In support of the complainant’s position, it must be taken into consideration that to her, the headscarf is not only a sign of affiliation with a certain religious group that could be taken off at any time – like, for example, the cross worn on a necklace. Rather, wearing the headscarf to her means fulfilling a requirement that she considers imperative. As there is no similarly widespread equivalent requirement in the Christian faith, a general ban on manifestations of religious belief has a stronger impact on the complainant than on other religious public officials.
There is more of that drivel. Fortunately, one sane person was among the – unelected – judges.
Separate Opinion of Justice Maidowski
A ban on wearing a headscarf amounts to a serious interference with both the complainant’s freedom of training and her freedom of faith.
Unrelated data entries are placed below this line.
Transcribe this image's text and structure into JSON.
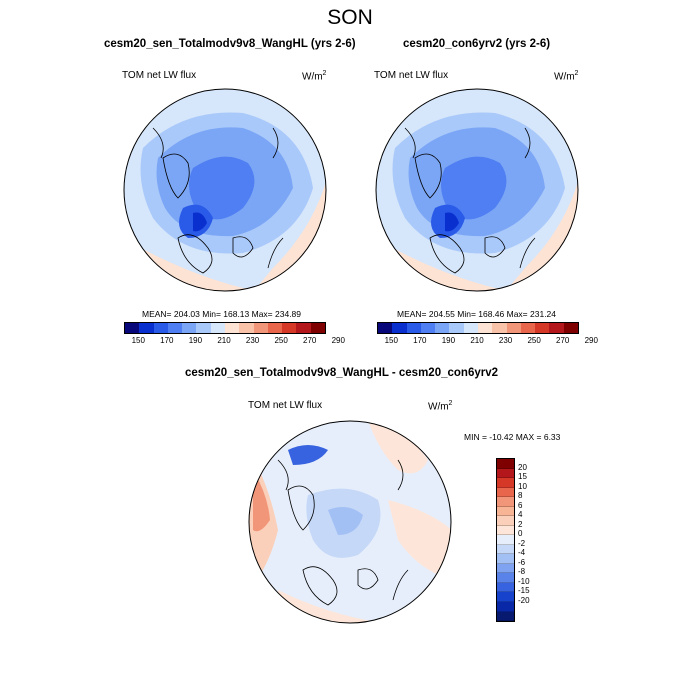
{
  "season": "SON",
  "panels": [
    {
      "title": "cesm20_sen_Totalmodv9v8_WangHL (yrs 2-6)",
      "variable": "TOM net LW flux",
      "units": "W/m",
      "units_sup": "2",
      "stats": "MEAN= 204.03  Min= 168.13  Max= 234.89"
    },
    {
      "title": "cesm20_con6yrv2 (yrs 2-6)",
      "variable": "TOM net LW flux",
      "units": "W/m",
      "units_sup": "2",
      "stats": "MEAN= 204.55  Min= 168.46  Max= 231.24"
    },
    {
      "title": "cesm20_sen_Totalmodv9v8_WangHL - cesm20_con6yrv2",
      "variable": "TOM net LW flux",
      "units": "W/m",
      "units_sup": "2",
      "stats": "MIN = -10.42 MAX =   6.33"
    }
  ],
  "abs_colorbar": {
    "colors": [
      "#08087a",
      "#0a2fcf",
      "#2a5ae8",
      "#4f7ff2",
      "#7ba6f5",
      "#a9c9fa",
      "#d6e6fb",
      "#fde3d4",
      "#f8c3a8",
      "#f2967a",
      "#e8664c",
      "#d63828",
      "#b3171b",
      "#7f0000"
    ],
    "ticks": [
      "150",
      "170",
      "190",
      "210",
      "230",
      "250",
      "270",
      "290"
    ]
  },
  "diff_colorbar": {
    "colors": [
      "#7f0000",
      "#b3171b",
      "#d63828",
      "#e8664c",
      "#f2967a",
      "#f8b596",
      "#fbd0ba",
      "#fde6d9",
      "#e6eefb",
      "#c5d8f8",
      "#a3c0f5",
      "#7fa3f0",
      "#5a83ea",
      "#3763e0",
      "#1743cc",
      "#0828a8",
      "#081a70"
    ],
    "ticks": [
      "20",
      "15",
      "10",
      "8",
      "6",
      "4",
      "2",
      "0",
      "-2",
      "-4",
      "-6",
      "-8",
      "-10",
      "-15",
      "-20"
    ]
  }
}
This interference cannot be justified under constitutional law. Based on the consideration that both fundamental rights are equally relevant in this case, that they complement one another and that they must be assessed on the basis of their own standards, the interests against such a ban prevail; it must thus be considered disproportionate.
Read in full here.
This German professor called the Constitutional Court
A federal constitutional court of resentment
and the decision “provincialism for secularists”.
It can be safely assumed that the CC will find yet a fourth moment of legal indulgence of the highest order.